Ce qui saute aux yeux, en tout cas, c’est le fait que Philippe Lacheau ne se soit visiblement toujours pas remis de son tout premier choc cinématographique : E.T. l’extra-terrestre. Les références et les hommages aux classique de Spielberg abondent en effet dans ce Marsupilami, témoin d’une démarche sincère à défaut d’être pleinement aboutie. C’est d’E.T. que viennent ces parents divorcés qui se déchirent, ce petit garçon perdu en quête d’un ami imaginaire, cette petite créature conçue majoritairement grâce à des marionnettes animatroniques (avec tout de même le renfort des images de synthèse pour les actions les plus dynamiques) et bien sûr cette poursuite à vélo ultra-référentielle au cours de laquelle les compositeurs Maxime Desprez et Michaël Tordjman tentent de tutoyer le lyrisme de John Williams.
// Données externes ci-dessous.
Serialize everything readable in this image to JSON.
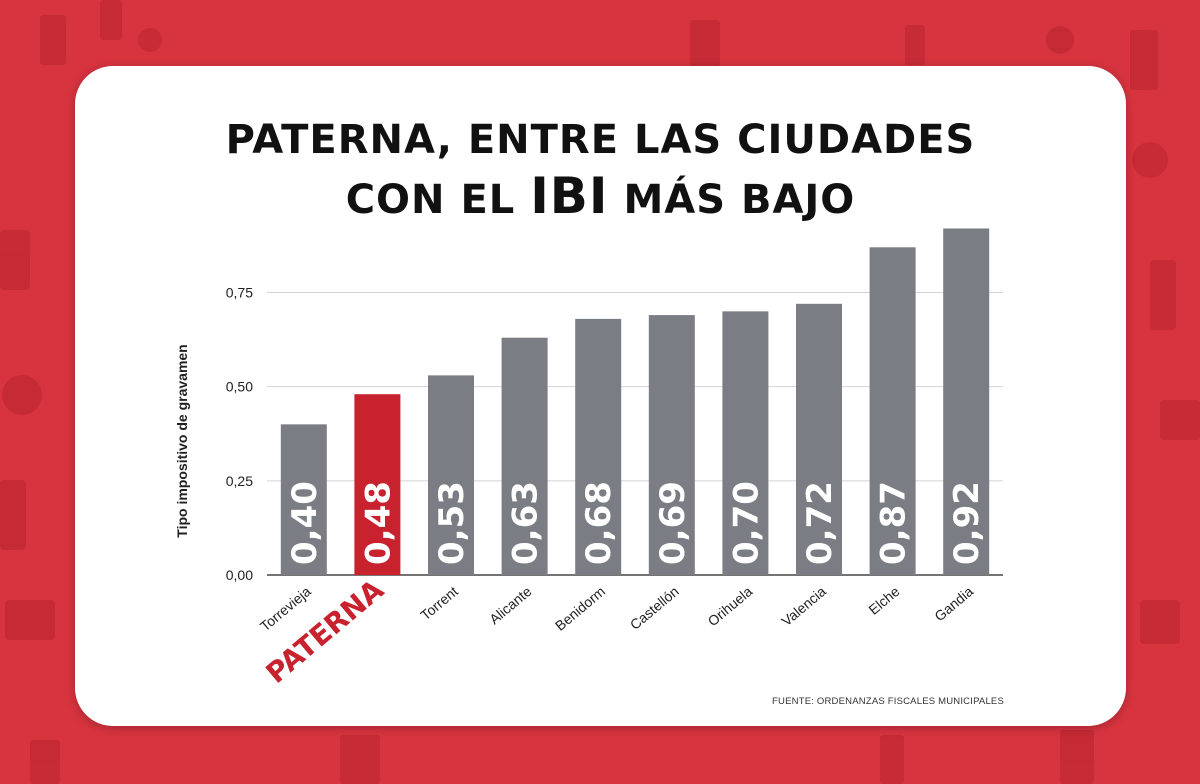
{
  "header": {
    "title_line1": "PATERNA, ENTRE LAS CIUDADES",
    "title_line2_pre": "CON EL",
    "title_line2_bold": "IBI",
    "title_line2_post": "MÁS BAJO"
  },
  "footer": {
    "source": "FUENTE: ORDENANZAS FISCALES MUNICIPALES"
  },
  "chart_data": {
    "type": "bar",
    "ylabel": "Tipo impositivo de gravamen",
    "xlabel": "",
    "ylim": [
      0,
      0.9
    ],
    "yticks": [
      0,
      0.25,
      0.5,
      0.75
    ],
    "ytick_labels": [
      "0,00",
      "0,25",
      "0,50",
      "0,75"
    ],
    "grid": true,
    "categories": [
      "Torrevieja",
      "PATERNA",
      "Torrent",
      "Alicante",
      "Benidorm",
      "Castellón",
      "Orihuela",
      "Valencia",
      "Elche",
      "Gandia"
    ],
    "values": [
      0.4,
      0.48,
      0.53,
      0.63,
      0.68,
      0.69,
      0.7,
      0.72,
      0.87,
      0.92
    ],
    "value_labels": [
      "0,40",
      "0,48",
      "0,53",
      "0,63",
      "0,68",
      "0,69",
      "0,70",
      "0,72",
      "0,87",
      "0,92"
    ],
    "highlight_index": 1,
    "colors": {
      "bar": "#7a7e84",
      "highlight": "#c8222f",
      "grid": "#d4d4d4",
      "axis": "#222222"
    }
  },
  "theme": {
    "background": "#d8343f",
    "card": "#ffffff"
  }
}
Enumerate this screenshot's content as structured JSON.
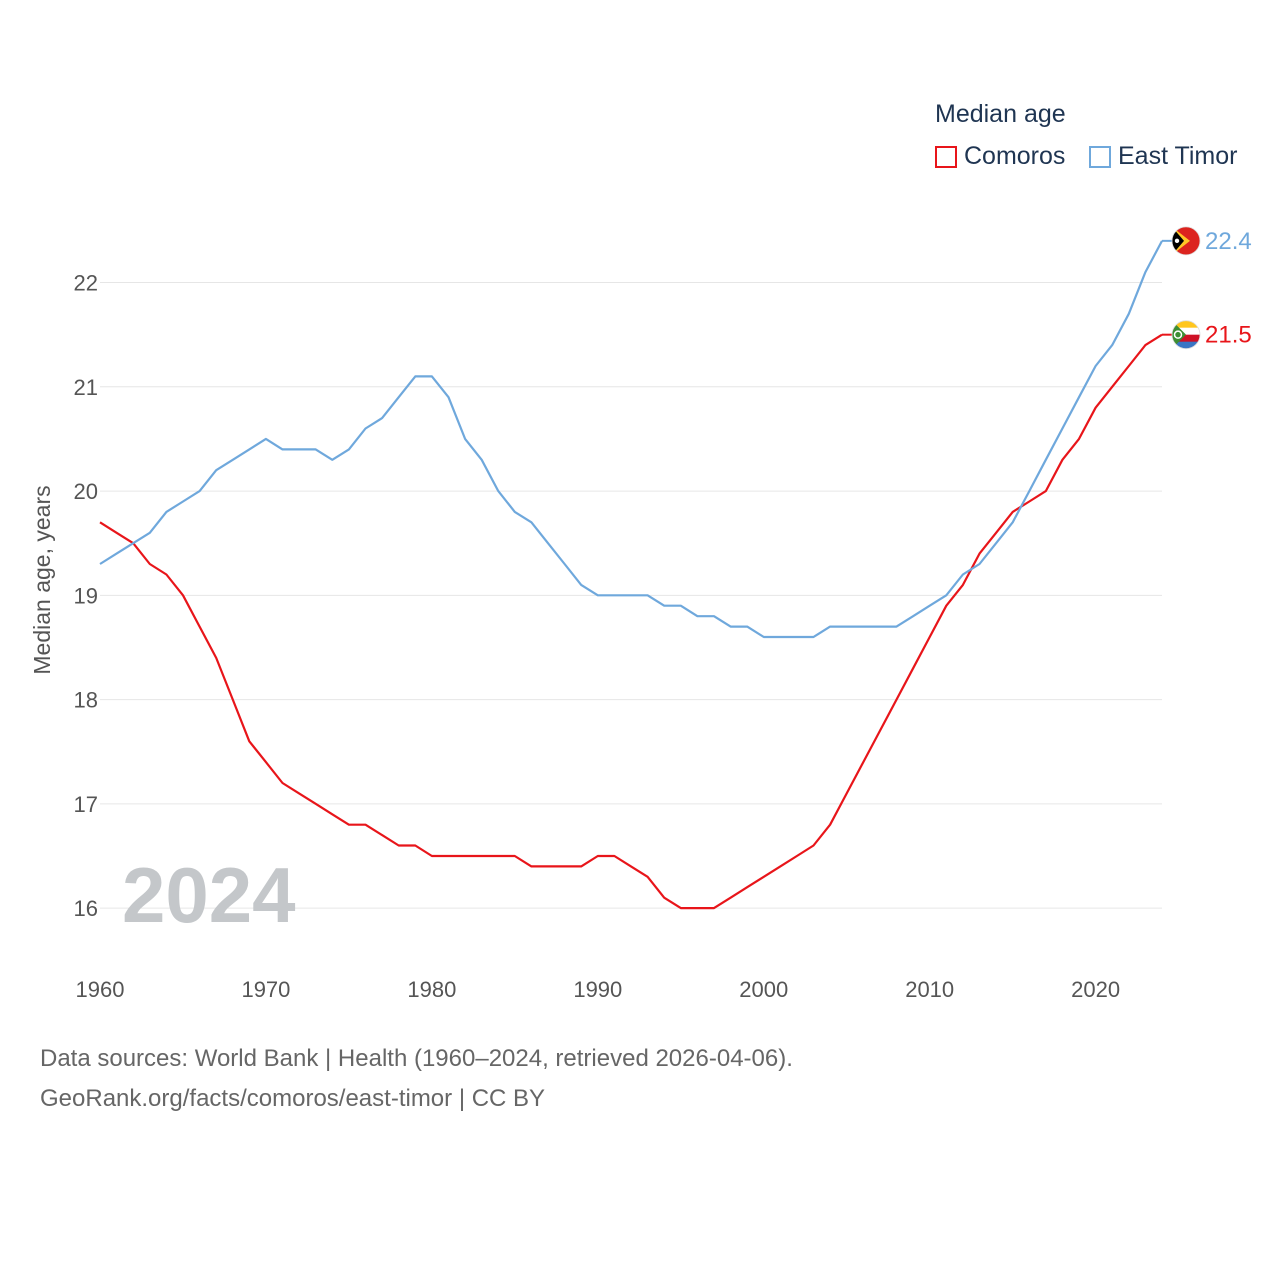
{
  "chart_data": {
    "type": "line",
    "legend_title": "Median age",
    "ylabel": "Median age, years",
    "xlabel": "",
    "xlim": [
      1960,
      2024
    ],
    "ylim": [
      15.55,
      22.6
    ],
    "y_ticks": [
      "16",
      "17",
      "18",
      "19",
      "20",
      "21",
      "22"
    ],
    "x_ticks": [
      "1960",
      "1970",
      "1980",
      "1990",
      "2000",
      "2010",
      "2020"
    ],
    "year_label": "2024",
    "grid": true,
    "x": [
      1960,
      1961,
      1962,
      1963,
      1964,
      1965,
      1966,
      1967,
      1968,
      1969,
      1970,
      1971,
      1972,
      1973,
      1974,
      1975,
      1976,
      1977,
      1978,
      1979,
      1980,
      1981,
      1982,
      1983,
      1984,
      1985,
      1986,
      1987,
      1988,
      1989,
      1990,
      1991,
      1992,
      1993,
      1994,
      1995,
      1996,
      1997,
      1998,
      1999,
      2000,
      2001,
      2002,
      2003,
      2004,
      2005,
      2006,
      2007,
      2008,
      2009,
      2010,
      2011,
      2012,
      2013,
      2014,
      2015,
      2016,
      2017,
      2018,
      2019,
      2020,
      2021,
      2022,
      2023,
      2024
    ],
    "series": [
      {
        "name": "Comoros",
        "color": "#e8151a",
        "end_label": "21.5",
        "values": [
          19.7,
          19.6,
          19.5,
          19.3,
          19.2,
          19.0,
          18.7,
          18.4,
          18.0,
          17.6,
          17.4,
          17.2,
          17.1,
          17.0,
          16.9,
          16.8,
          16.8,
          16.7,
          16.6,
          16.6,
          16.5,
          16.5,
          16.5,
          16.5,
          16.5,
          16.5,
          16.4,
          16.4,
          16.4,
          16.4,
          16.5,
          16.5,
          16.4,
          16.3,
          16.1,
          16.0,
          16.0,
          16.0,
          16.1,
          16.2,
          16.3,
          16.4,
          16.5,
          16.6,
          16.8,
          17.1,
          17.4,
          17.7,
          18.0,
          18.3,
          18.6,
          18.9,
          19.1,
          19.4,
          19.6,
          19.8,
          19.9,
          20.0,
          20.3,
          20.5,
          20.8,
          21.0,
          21.2,
          21.4,
          21.5
        ]
      },
      {
        "name": "East Timor",
        "color": "#6fa8dc",
        "end_label": "22.4",
        "values": [
          19.3,
          19.4,
          19.5,
          19.6,
          19.8,
          19.9,
          20.0,
          20.2,
          20.3,
          20.4,
          20.5,
          20.4,
          20.4,
          20.4,
          20.3,
          20.4,
          20.6,
          20.7,
          20.9,
          21.1,
          21.1,
          20.9,
          20.5,
          20.3,
          20.0,
          19.8,
          19.7,
          19.5,
          19.3,
          19.1,
          19.0,
          19.0,
          19.0,
          19.0,
          18.9,
          18.9,
          18.8,
          18.8,
          18.7,
          18.7,
          18.6,
          18.6,
          18.6,
          18.6,
          18.7,
          18.7,
          18.7,
          18.7,
          18.7,
          18.8,
          18.9,
          19.0,
          19.2,
          19.3,
          19.5,
          19.7,
          20.0,
          20.3,
          20.6,
          20.9,
          21.2,
          21.4,
          21.7,
          22.1,
          22.4
        ]
      }
    ]
  },
  "footer": {
    "source_line": "Data sources: World Bank | Health (1960–2024, retrieved 2026-04-06).",
    "attribution": "GeoRank.org/facts/comoros/east-timor | CC BY"
  }
}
La « cinéphilie vidéoclub » de Lacheau le pousse à multiplier d’autres clins d’œil, notamment à Gremlins, Jurassic Park, Titanic et Le Grand bleu. A vrai dire, il n’est pas simple de savoir quel est le cœur de cible du film. La mignonnerie véhiculée par la petite bête et par son nouveau confident et complice vise de toute évidence le tout jeune public. Mais Lacheau se lâche aussi côté gags en dessous de la ceinture (l’érection du Marsupilami, l’Ecossais en kilt qui s’exhibe devant un groupe d’enfants, une épilation du maillot qui tourne mal) destinés de toute évidence à la tranche d’âge du dessus. Perplexes face à ce spectacle hybride pas tellement convainquant, on retiendra tout de même quelques idées de mise en scène originales, comme le combat contre les mercenaires filmé depuis le point de vue du Marsupilami, ou les séquences d’action jouées au ralenti par Alban Ivanov après que ce dernier ait été imbibé avec des « gênes de paresseux ».
(1) Extrait d’une interview par Sonia Devillers diffusée sur France Inter en janvier 2026.